Remember that we’re also trying to tap into a pool of candidates who may have some level of interest but probably do not have much confidence that they have the required aptitude for cybersecurity. To overcome that barrier, we might use a “Capture the Flag” (CTF) or another introductory event to entice interest and show the candidate pool that cyber is fun (and accessible). Then, of course, we’ll accompany fairs and CTFs with an awareness campaign that keeps the workforce up to date on openings, events, and, for those further along, we can deploy the next set of tools. 


Now that we’ve established interest and given them a glimpse of what skills they might be able to transfer to a potential job, we need to start preparing them for the entry-level roles you are building a bench for within your security program. Just like the initial attraction phase, we’re going to rely on tried-and-true techniques, only this time it will be targeted at a different population. Depending on their skill level, you might create several internal internships along with volunteer opportunities for some and job sharing and rotational assignments for others. 

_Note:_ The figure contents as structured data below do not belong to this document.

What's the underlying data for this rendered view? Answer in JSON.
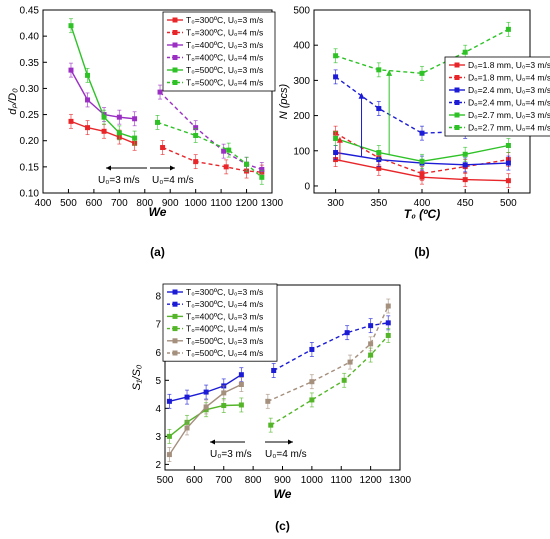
{
  "chart_data": [
    {
      "id": "a",
      "type": "line",
      "panel_label": "(a)",
      "xlabel": "We",
      "ylabel": "dₚ/D₀",
      "xlim": [
        400,
        1300
      ],
      "ylim": [
        0.1,
        0.45
      ],
      "xticks": [
        400,
        500,
        600,
        700,
        800,
        900,
        1000,
        1100,
        1200,
        1300
      ],
      "yticks": [
        0.1,
        0.15,
        0.2,
        0.25,
        0.3,
        0.35,
        0.4,
        0.45
      ],
      "tick_labels_x": [
        "400",
        "500",
        "600",
        "700",
        "800",
        "900",
        "1000",
        "1100",
        "1200",
        "1300"
      ],
      "tick_labels_y": [
        "0.10",
        "0.15",
        "0.20",
        "0.25",
        "0.30",
        "0.35",
        "0.40",
        "0.45"
      ],
      "annotations": [
        {
          "text": "U₀=3 m/s",
          "arrow": "left"
        },
        {
          "text": "U₀=4 m/s",
          "arrow": "right"
        }
      ],
      "series": [
        {
          "name": "T₀=300ºC, U₀=3 m/s",
          "color": "#e8262a",
          "dash": false,
          "x": [
            510,
            575,
            640,
            700,
            760
          ],
          "y": [
            0.237,
            0.225,
            0.218,
            0.207,
            0.195
          ]
        },
        {
          "name": "T₀=300ºC, U₀=4 m/s",
          "color": "#e8262a",
          "dash": true,
          "x": [
            870,
            1000,
            1120,
            1200,
            1260
          ],
          "y": [
            0.187,
            0.16,
            0.15,
            0.142,
            0.14
          ]
        },
        {
          "name": "T₀=400ºC, U₀=3 m/s",
          "color": "#9b2fc4",
          "dash": false,
          "x": [
            510,
            575,
            640,
            700,
            760
          ],
          "y": [
            0.335,
            0.278,
            0.25,
            0.245,
            0.242
          ]
        },
        {
          "name": "T₀=400ºC, U₀=4 m/s",
          "color": "#9b2fc4",
          "dash": true,
          "x": [
            860,
            1000,
            1110,
            1200,
            1260
          ],
          "y": [
            0.293,
            0.225,
            0.18,
            0.155,
            0.145
          ]
        },
        {
          "name": "T₀=500ºC, U₀=3 m/s",
          "color": "#2ec227",
          "dash": false,
          "x": [
            510,
            575,
            640,
            700,
            760
          ],
          "y": [
            0.42,
            0.325,
            0.245,
            0.215,
            0.205
          ]
        },
        {
          "name": "T₀=500ºC, U₀=4 m/s",
          "color": "#2ec227",
          "dash": true,
          "x": [
            850,
            1000,
            1130,
            1200,
            1260
          ],
          "y": [
            0.235,
            0.21,
            0.182,
            0.155,
            0.13
          ]
        }
      ]
    },
    {
      "id": "b",
      "type": "line",
      "panel_label": "(b)",
      "xlabel": "T₀ (ºC)",
      "ylabel": "N (pcs)",
      "xlim": [
        275,
        525
      ],
      "ylim": [
        -20,
        500
      ],
      "xticks": [
        300,
        350,
        400,
        450,
        500
      ],
      "yticks": [
        0,
        100,
        200,
        300,
        400,
        500
      ],
      "tick_labels_x": [
        "300",
        "350",
        "400",
        "450",
        "500"
      ],
      "tick_labels_y": [
        "0",
        "100",
        "200",
        "300",
        "400",
        "500"
      ],
      "series": [
        {
          "name": "D₀=1.8 mm, U₀=3 m/s",
          "color": "#e8262a",
          "dash": false,
          "x": [
            300,
            350,
            400,
            450,
            500
          ],
          "y": [
            75,
            50,
            25,
            18,
            15
          ]
        },
        {
          "name": "D₀=1.8 mm, U₀=4 m/s",
          "color": "#e8262a",
          "dash": true,
          "x": [
            300,
            350,
            400,
            450,
            500
          ],
          "y": [
            150,
            80,
            35,
            55,
            75
          ]
        },
        {
          "name": "D₀=2.4 mm, U₀=3 m/s",
          "color": "#1c1cd6",
          "dash": false,
          "x": [
            300,
            350,
            400,
            450,
            500
          ],
          "y": [
            95,
            75,
            65,
            60,
            65
          ]
        },
        {
          "name": "D₀=2.4 mm, U₀=4 m/s",
          "color": "#1c1cd6",
          "dash": true,
          "x": [
            300,
            350,
            400,
            450,
            500
          ],
          "y": [
            310,
            220,
            150,
            155,
            170
          ]
        },
        {
          "name": "D₀=2.7 mm, U₀=3 m/s",
          "color": "#2ec227",
          "dash": false,
          "x": [
            300,
            350,
            400,
            450,
            500
          ],
          "y": [
            135,
            95,
            70,
            90,
            115
          ]
        },
        {
          "name": "D₀=2.7 mm, U₀=4 m/s",
          "color": "#2ec227",
          "dash": true,
          "x": [
            300,
            350,
            400,
            450,
            500
          ],
          "y": [
            370,
            330,
            320,
            380,
            445
          ]
        }
      ],
      "arrows": [
        {
          "color": "#1c1cd6",
          "x": 330,
          "y_from": 85,
          "y_to": 265
        },
        {
          "color": "#2ec227",
          "x": 362,
          "y_from": 90,
          "y_to": 330
        },
        {
          "color": "#e8262a",
          "x": 305,
          "y_from": 70,
          "y_to": 140
        }
      ]
    },
    {
      "id": "c",
      "type": "line",
      "panel_label": "(c)",
      "xlabel": "We",
      "ylabel": "S₁/S₀",
      "xlim": [
        500,
        1300
      ],
      "ylim": [
        1.8,
        8.4
      ],
      "xticks": [
        500,
        600,
        700,
        800,
        900,
        1000,
        1100,
        1200,
        1300
      ],
      "yticks": [
        2,
        3,
        4,
        5,
        6,
        7,
        8
      ],
      "tick_labels_x": [
        "500",
        "600",
        "700",
        "800",
        "900",
        "1000",
        "1100",
        "1200",
        "1300"
      ],
      "tick_labels_y": [
        "2",
        "3",
        "4",
        "5",
        "6",
        "7",
        "8"
      ],
      "annotations": [
        {
          "text": "U₀=3 m/s",
          "arrow": "left"
        },
        {
          "text": "U₀=4 m/s",
          "arrow": "right"
        }
      ],
      "series": [
        {
          "name": "T₀=300ºC, U₀=3 m/s",
          "color": "#1c1cd6",
          "dash": false,
          "x": [
            515,
            575,
            640,
            700,
            760
          ],
          "y": [
            4.25,
            4.4,
            4.58,
            4.8,
            5.2
          ]
        },
        {
          "name": "T₀=300ºC, U₀=4 m/s",
          "color": "#1c1cd6",
          "dash": true,
          "x": [
            870,
            1000,
            1120,
            1200,
            1260
          ],
          "y": [
            5.35,
            6.1,
            6.7,
            6.95,
            7.05
          ]
        },
        {
          "name": "T₀=400ºC, U₀=3 m/s",
          "color": "#54b528",
          "dash": false,
          "x": [
            515,
            575,
            640,
            700,
            760
          ],
          "y": [
            3.0,
            3.5,
            3.95,
            4.1,
            4.12
          ]
        },
        {
          "name": "T₀=400ºC, U₀=4 m/s",
          "color": "#54b528",
          "dash": true,
          "x": [
            860,
            1000,
            1110,
            1200,
            1260
          ],
          "y": [
            3.4,
            4.3,
            5.0,
            5.9,
            6.6
          ]
        },
        {
          "name": "T₀=500ºC, U₀=3 m/s",
          "color": "#a58f7d",
          "dash": false,
          "x": [
            515,
            575,
            640,
            700,
            760
          ],
          "y": [
            2.35,
            3.3,
            4.05,
            4.55,
            4.85
          ]
        },
        {
          "name": "T₀=500ºC, U₀=4 m/s",
          "color": "#a58f7d",
          "dash": true,
          "x": [
            850,
            1000,
            1130,
            1200,
            1260
          ],
          "y": [
            4.25,
            4.95,
            5.65,
            6.3,
            7.65
          ]
        }
      ]
    }
  ]
}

Create multiple entry points, so you don’t scare away the less experienced or bore the folks who are further along on their journey. Many companies already use cyber champions and evangelists. If you have a formal program, great, you have at least one ready-made path for people that want to transition to cyber. If not, now is your chance to launch or formalize such a program. Make it known that this is a way to demonstrate an interest in a transition to cyber if it is of interest to participants.

But as we’re trying to go back a little further in the development journey, don’t overlook the soft skills such as institutional process knowledge, curiosity, and communication.

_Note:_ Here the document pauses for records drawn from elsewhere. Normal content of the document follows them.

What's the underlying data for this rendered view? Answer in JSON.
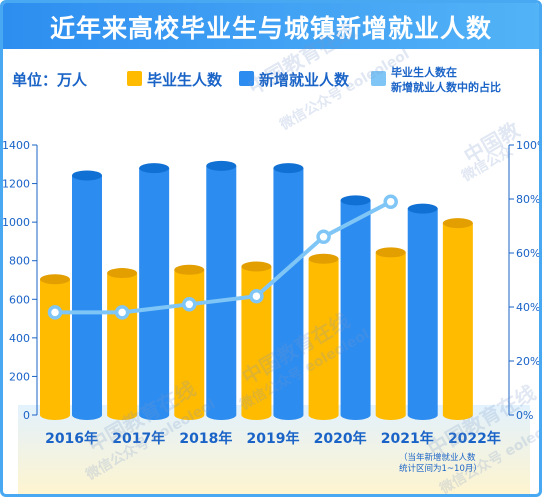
{
  "title": "近年来高校毕业生与城镇新增就业人数",
  "unit_label": "单位：万人",
  "legend": {
    "graduates": "毕业生人数",
    "new_jobs": "新增就业人数",
    "ratio_line1": "毕业生人数在",
    "ratio_line2": "新增就业人数中的占比"
  },
  "colors": {
    "graduates": "#ffbb00",
    "new_jobs": "#2d8cf0",
    "ratio": "#7fc6f7",
    "axis_text": "#1a63c7"
  },
  "footnote": [
    "（当年新增就业人数",
    "统计区间为1~10月）"
  ],
  "watermarks": [
    "中国教育在线",
    "微信公众号 eoleoleol",
    "中国教",
    "微信公众"
  ],
  "chart_data": {
    "type": "bar",
    "categories": [
      "2016年",
      "2017年",
      "2018年",
      "2019年",
      "2020年",
      "2021年",
      "2022年"
    ],
    "series": [
      {
        "name": "毕业生人数",
        "type": "bar",
        "axis": "left",
        "values": [
          704,
          736,
          753,
          770,
          810,
          843,
          995
        ]
      },
      {
        "name": "新增就业人数",
        "type": "bar",
        "axis": "left",
        "values": [
          1242,
          1280,
          1292,
          1280,
          1113,
          1070,
          null
        ]
      },
      {
        "name": "毕业生人数在新增就业人数中的占比",
        "type": "line",
        "axis": "right",
        "values": [
          38,
          38,
          41,
          44,
          66,
          79,
          null
        ]
      }
    ],
    "y_left": {
      "range": [
        0,
        1400
      ],
      "ticks": [
        0,
        200,
        400,
        600,
        800,
        1000,
        1200,
        1400
      ]
    },
    "y_right": {
      "range": [
        0,
        100
      ],
      "ticks": [
        "0%",
        "20%",
        "40%",
        "60%",
        "80%",
        "100%"
      ]
    },
    "legend_position": "top"
  }
}
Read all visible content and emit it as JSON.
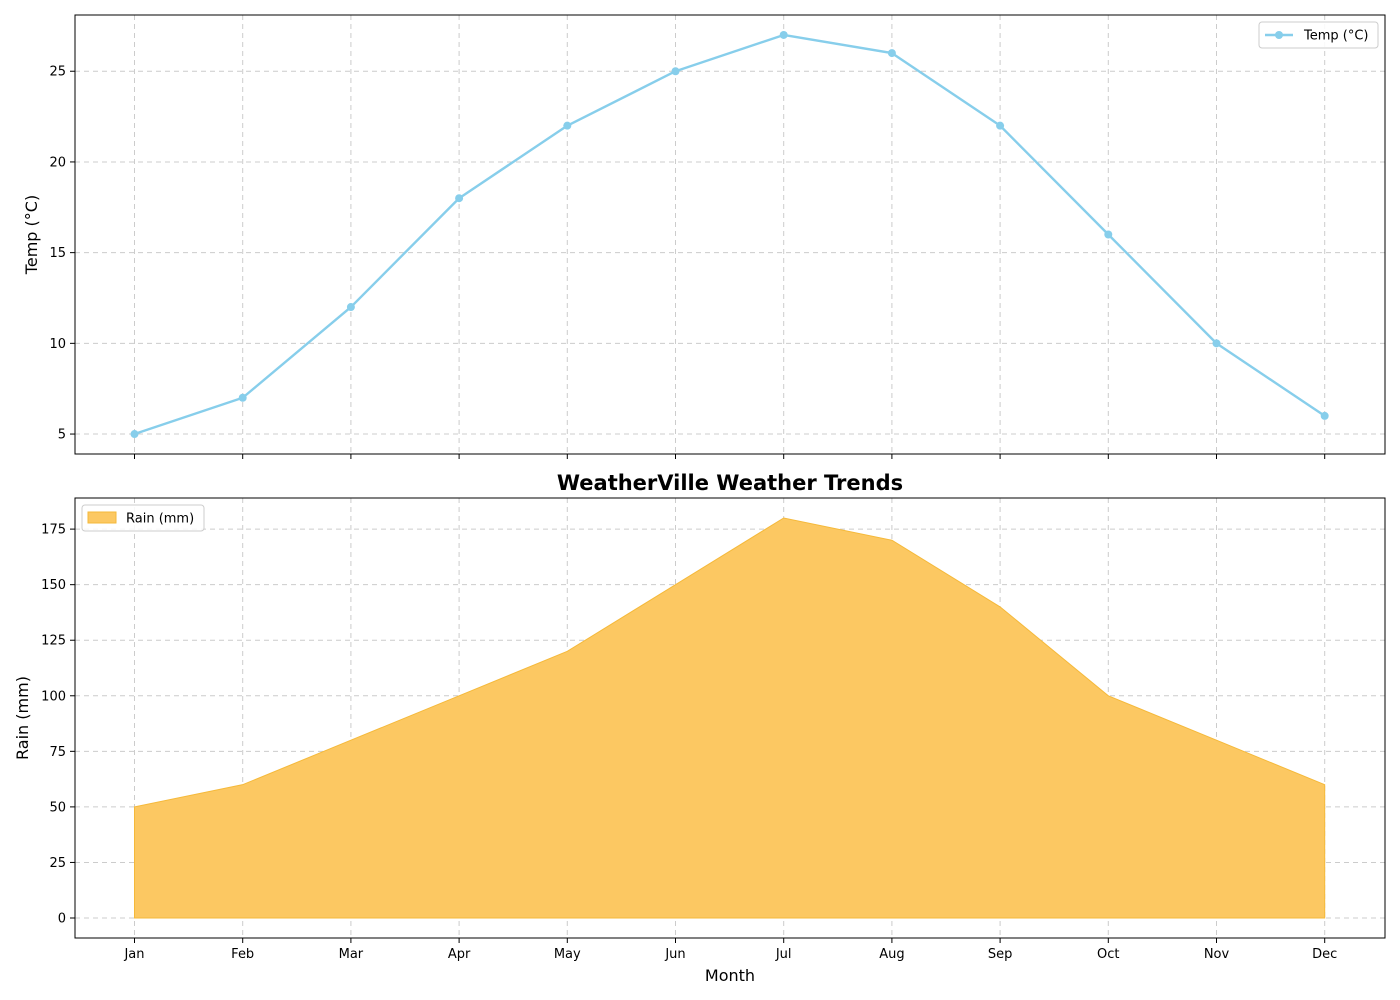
{
  "chart_data": [
    {
      "type": "line",
      "categories": [
        "Jan",
        "Feb",
        "Mar",
        "Apr",
        "May",
        "Jun",
        "Jul",
        "Aug",
        "Sep",
        "Oct",
        "Nov",
        "Dec"
      ],
      "series": [
        {
          "name": "Temp (°C)",
          "values": [
            5,
            7,
            12,
            18,
            22,
            25,
            27,
            26,
            22,
            16,
            10,
            6
          ],
          "color": "#87ceeb"
        }
      ],
      "title": "",
      "xlabel": "",
      "ylabel": "Temp (°C)",
      "ylim": [
        3.9,
        28.1
      ],
      "yticks": [
        5,
        10,
        15,
        20,
        25
      ],
      "grid": true,
      "legend": "top-right"
    },
    {
      "type": "area",
      "categories": [
        "Jan",
        "Feb",
        "Mar",
        "Apr",
        "May",
        "Jun",
        "Jul",
        "Aug",
        "Sep",
        "Oct",
        "Nov",
        "Dec"
      ],
      "series": [
        {
          "name": "Rain (mm)",
          "values": [
            50,
            60,
            80,
            100,
            120,
            150,
            180,
            170,
            140,
            100,
            80,
            60
          ],
          "color": "#fcc862"
        }
      ],
      "title": "WeatherVille Weather Trends",
      "xlabel": "Month",
      "ylabel": "Rain (mm)",
      "ylim": [
        -9,
        189
      ],
      "yticks": [
        0,
        25,
        50,
        75,
        100,
        125,
        150,
        175
      ],
      "grid": true,
      "legend": "top-left"
    }
  ]
}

Before you place them in an entry-level job, the last step is to integrate them into your network and expose them to the full range of career development you use for your existing team. You likely sponsor membership in professional organizations such as ISACA, ISSA, and ISC^2. You may participate in InfraGard. You probably conduct internal team meetings for knowledge exchange. You send your people to conferences, boot camps and training, and sponsor certifications. You may even have a bug bounty program. Extend these opportunities to your pool of internal recruits. Invest in them as you recruit them. 

Assign a buddy to them just as you would a new hire. Even if they don’t end up transferring into your organization, they will learn skills that make them a much better partner to you in their current capacity. And when they do take the formal step of applying for a position, you’ll know more about them as a candidate than almost anyone else who might interview with you. Their onboarding (which you will not short-change, despite the temptation) will be much more effective. They will bring with them relationships and experience that will be invaluable to your function.

As with any new program, you’ll want to close the loop with management and report on metrics you devise to gauge your effectiveness and make corrections as needed. We know we can’t wait for cyber talent to come to us. We need to grow it ourselves.

Coming full circle with Henry, our friend eventually put her hand up and said, “I’ll do it. I’ve never had a dog before, but I love Henry.” Of course, we were thrilled, but we took it slow. We started by having her hold the leash when we took him for a walk and progressed to putting his walking collar on, and eventually, she was ready to take on the little green bag. She did her first overnight a few months later and is gradually learning how to understand his needs and strike the right balance between indulgence and discipline. So, the moral of the story is look closer to home, hire for attitude, and train for skills.